The Rangers are headed to the postseason for the second consecutive season after winning the AL West. As this will be the first time that many fans across the Majors will be focusing on their roster, here's our attempt to learn the origins of slugger Adrian Beltre.
Adrian Beltre, 3B
Born: Santo Domingo, Distrito Nacional, Dominican Republic
HS: Liceo Maximo Gomez
Minors: Savannah (A), San Bernardino (A+), Vero Beach (A+), San Antonio (AA)
Path to Texas: Beltre signed with the Rangers in January 2011 as a free agent.
Trophy case: Beltre is a four-time Gold Glove and Silver Slugger Award winner, as well as a four-time All-Star. He finished second in the 2004 NL MVP Award balloting.
Famous feat: It's impossible not to think of Beltre and immediately think of teammates touching his head. "I've never liked people touching my head. I just didn't tell anyone about it until 2007, when Felix Hernandez was messing with my head and I made the mistake of telling him I didn't like it when people rub my head," Beltre said. "And that was all it took."
You might not know: English is Beltre's second language, and he isn't immune to ribbing from teammates or making fun of himself. He admits that for a long time, when he dined out and the waitress asked if he wanted "soup or salad," he always answered yes, expecting a "super salad."
Six degrees of Willie Aikens: Beltre made his Major League debut on June 24, 1998, for the Dodgers, who played the Angels. Starting at first for the Angels that day was Cecil Fielder, father of former Rangers teammate Prince Fielder.
"I always pay attention to what he says," teammate Rougned Odor said. "He's got a lot of years in this game. He knows so many players and so much about this game, and he's always trying to help me. He wants me to do everything right. When I do something bad, he's the first one talking to me about it. He wants me to be a great player. … Everything he says is right."

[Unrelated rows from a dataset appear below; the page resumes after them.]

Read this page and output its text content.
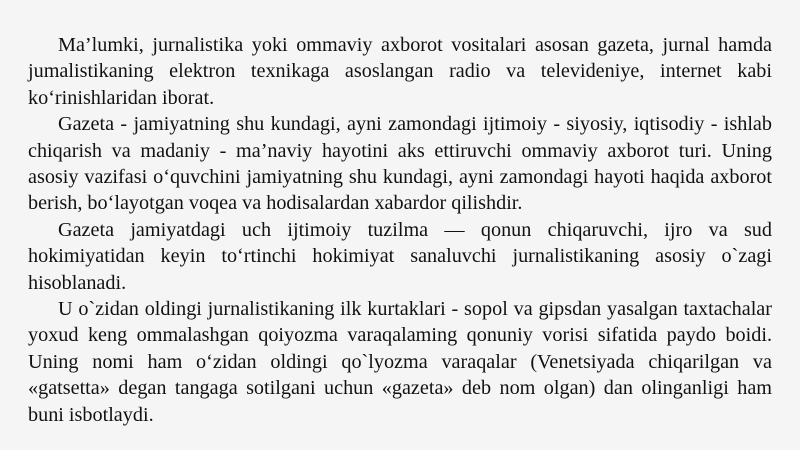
Ma’lumki, jurnalistika yoki ommaviy axborot vositalari asosan gazeta, jurnal hamda jumalistikaning elektron texnikaga asoslangan radio va televideniye, internet kabi ko‘rinishlaridan iborat.

Gazeta - jamiyatning shu kundagi, ayni zamondagi ijtimoiy - siyosiy, iqtisodiy - ishlab chiqarish va madaniy - ma’naviy hayotini aks ettiruvchi ommaviy axborot turi. Uning asosiy vazifasi o‘quvchini jamiyatning shu kundagi, ayni zamondagi hayoti haqida axborot berish, bo‘layotgan voqea va hodisalardan xabardor qilishdir.

Gazeta jamiyatdagi uch ijtimoiy tuzilma — qonun chiqaruvchi, ijro va sud hokimiyatidan keyin to‘rtinchi hokimiyat sanaluvchi jurnalistikaning asosiy o`zagi hisoblanadi.

U o`zidan oldingi jurnalistikaning ilk kurtaklari - sopol va gipsdan yasalgan taxtachalar yoxud keng ommalashgan qoiyozma varaqalaming qonuniy vorisi sifatida paydo boidi. Uning nomi ham o‘zidan oldingi qo`lyozma varaqalar (Venetsiyada chiqarilgan va «gatsetta» degan tangaga sotilgani uchun «gazeta» deb nom olgan) dan olinganligi ham buni isbotlaydi.
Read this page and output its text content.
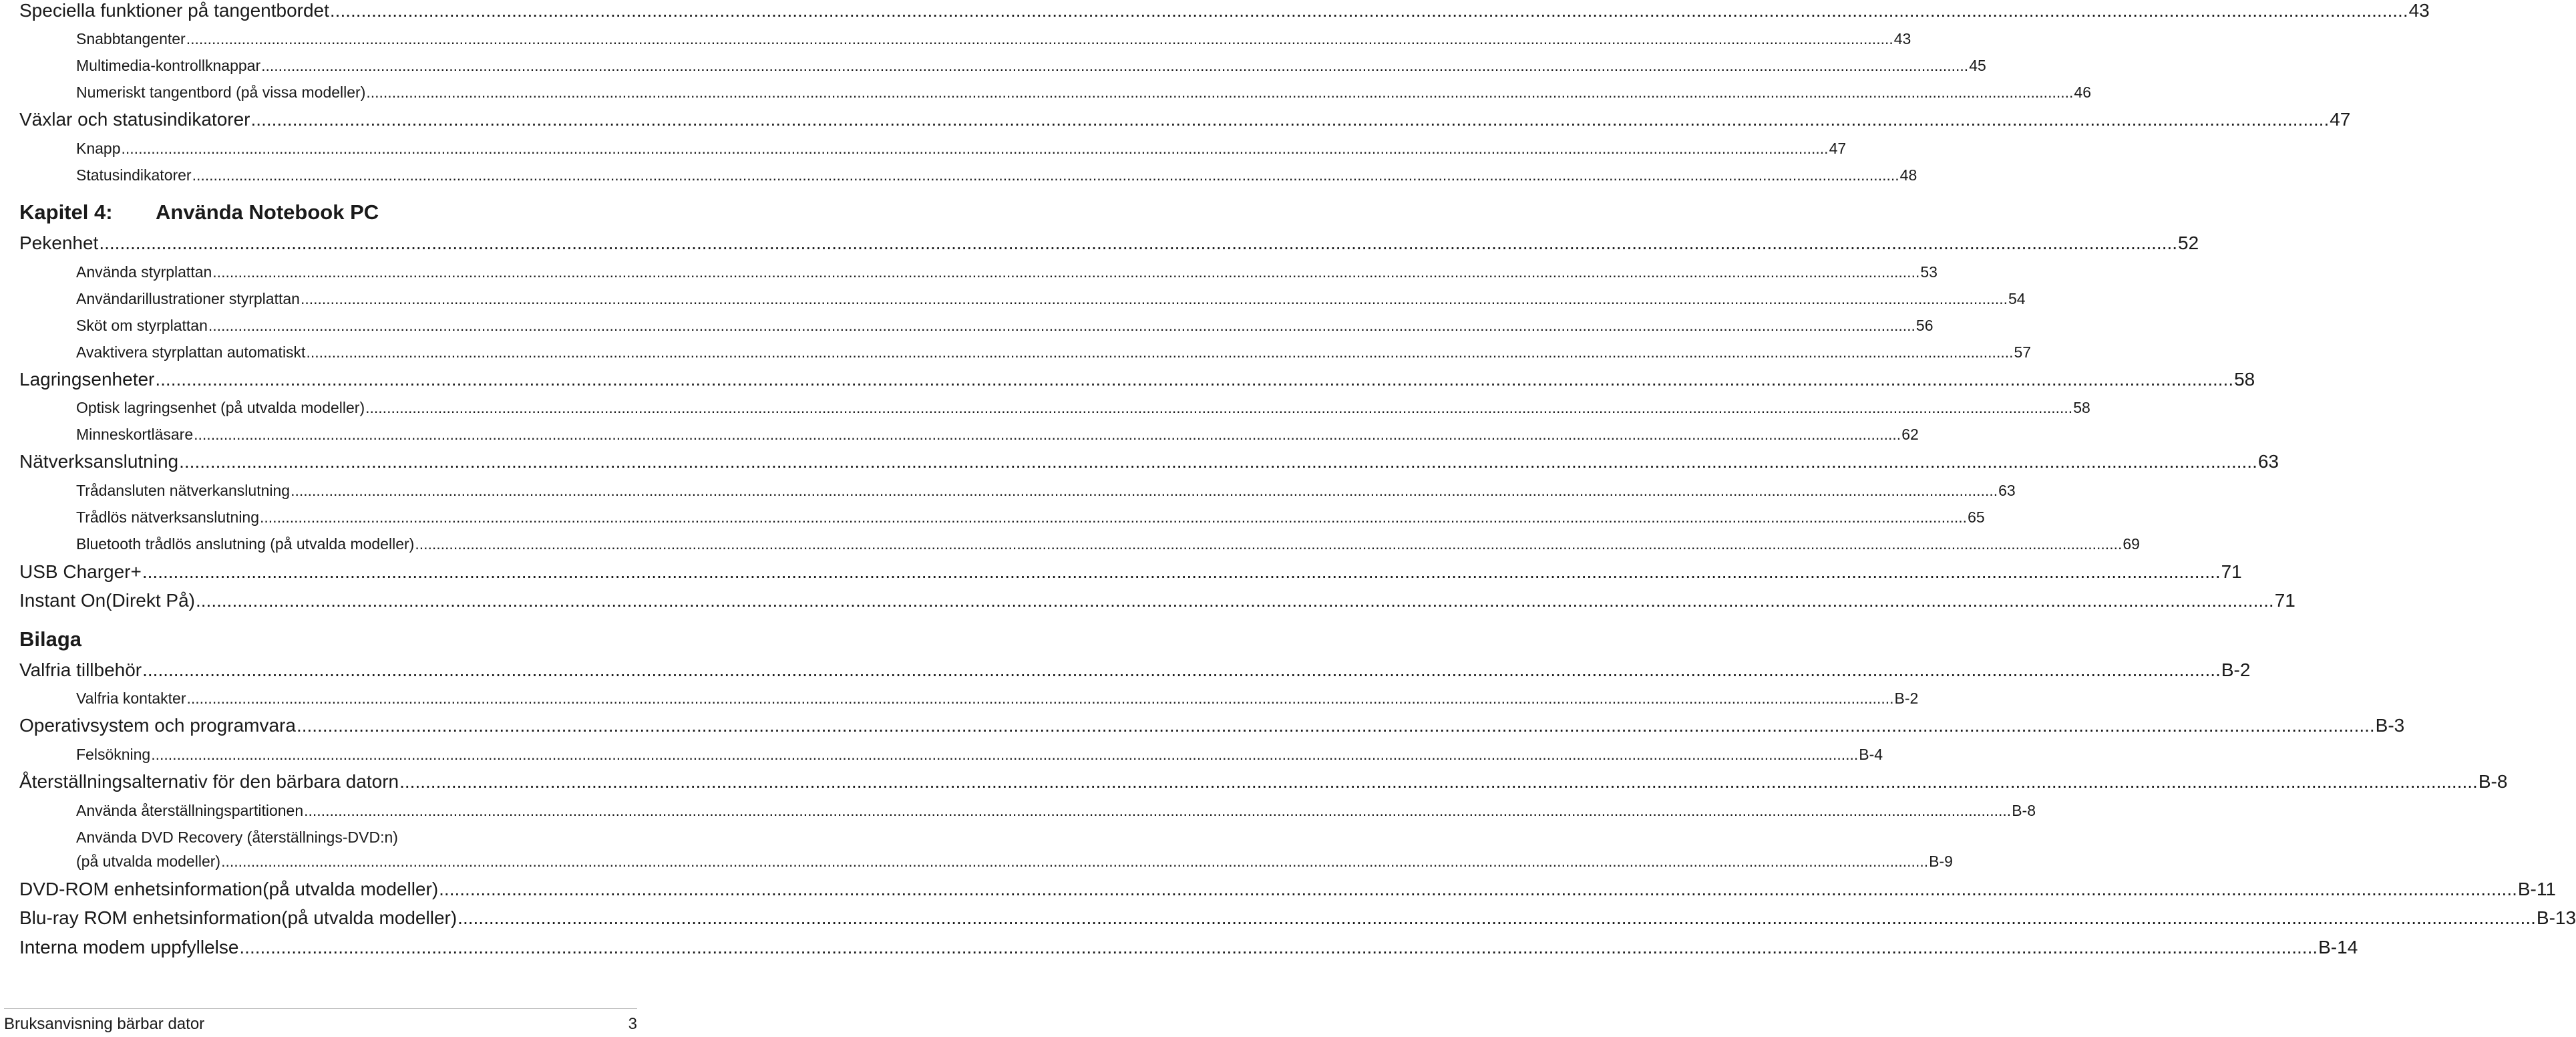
Speciella funktioner på tangentbordet ................................................................................................................................................................................................................................................................................................................................................................................................................ 43
Snabbtangenter ................................................................................................................................................................................................................................................................................................................................................................................................................ 43
Multimedia-kontrollknappar ................................................................................................................................................................................................................................................................................................................................................................................................................ 45
Numeriskt tangentbord (på vissa modeller) ................................................................................................................................................................................................................................................................................................................................................................................................................ 46
Växlar och statusindikatorer ................................................................................................................................................................................................................................................................................................................................................................................................................ 47
Knapp ................................................................................................................................................................................................................................................................................................................................................................................................................ 47
Statusindikatorer ................................................................................................................................................................................................................................................................................................................................................................................................................ 48
Kapitel 4: Använda Notebook PC
Pekenhet ................................................................................................................................................................................................................................................................................................................................................................................................................ 52
Använda styrplattan ................................................................................................................................................................................................................................................................................................................................................................................................................ 53
Användarillustrationer styrplattan ................................................................................................................................................................................................................................................................................................................................................................................................................ 54
Sköt om styrplattan ................................................................................................................................................................................................................................................................................................................................................................................................................ 56
Avaktivera styrplattan automatiskt ................................................................................................................................................................................................................................................................................................................................................................................................................ 57
Lagringsenheter ................................................................................................................................................................................................................................................................................................................................................................................................................ 58
Optisk lagringsenhet (på utvalda modeller) ................................................................................................................................................................................................................................................................................................................................................................................................................ 58
Minneskortläsare ................................................................................................................................................................................................................................................................................................................................................................................................................ 62
Nätverksanslutning ................................................................................................................................................................................................................................................................................................................................................................................................................ 63
Trådansluten nätverkanslutning ................................................................................................................................................................................................................................................................................................................................................................................................................ 63
Trådlös nätverksanslutning ................................................................................................................................................................................................................................................................................................................................................................................................................ 65
Bluetooth trådlös anslutning (på utvalda modeller) ................................................................................................................................................................................................................................................................................................................................................................................................................ 69
USB Charger+ ................................................................................................................................................................................................................................................................................................................................................................................................................ 71
Instant On(Direkt På) ................................................................................................................................................................................................................................................................................................................................................................................................................ 71
Bilaga
Valfria tillbehör ................................................................................................................................................................................................................................................................................................................................................................................................................ B-2
Valfria kontakter ................................................................................................................................................................................................................................................................................................................................................................................................................ B-2
Operativsystem och programvara ................................................................................................................................................................................................................................................................................................................................................................................................................ B-3
Felsökning ................................................................................................................................................................................................................................................................................................................................................................................................................ B-4
Återställningsalternativ för den bärbara datorn ................................................................................................................................................................................................................................................................................................................................................................................................................ B-8
Använda återställningspartitionen ................................................................................................................................................................................................................................................................................................................................................................................................................ B-8
Använda DVD Recovery (återställnings-DVD:n)
(på utvalda modeller) ................................................................................................................................................................................................................................................................................................................................................................................................................ B-9
DVD-ROM enhetsinformation(på utvalda modeller) ................................................................................................................................................................................................................................................................................................................................................................................................................ B-11
Blu-ray ROM enhetsinformation(på utvalda modeller) ................................................................................................................................................................................................................................................................................................................................................................................................................ B-13
Interna modem uppfyllelse ................................................................................................................................................................................................................................................................................................................................................................................................................ B-14
Bruksanvisning bärbar dator	3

Offseason hobby: Five or six years ago, former Major Leaguer Richie Sexson invited Beltre and his wife to an event called Life in the Vineyard (food, wine, music) in Napa Valley and they were hooked. Now they go every year in the offseason.
Late bloomer: Beltre didn't start playing organized baseball until he was 13. Before that he and his cousins used a stick and a tennis ball.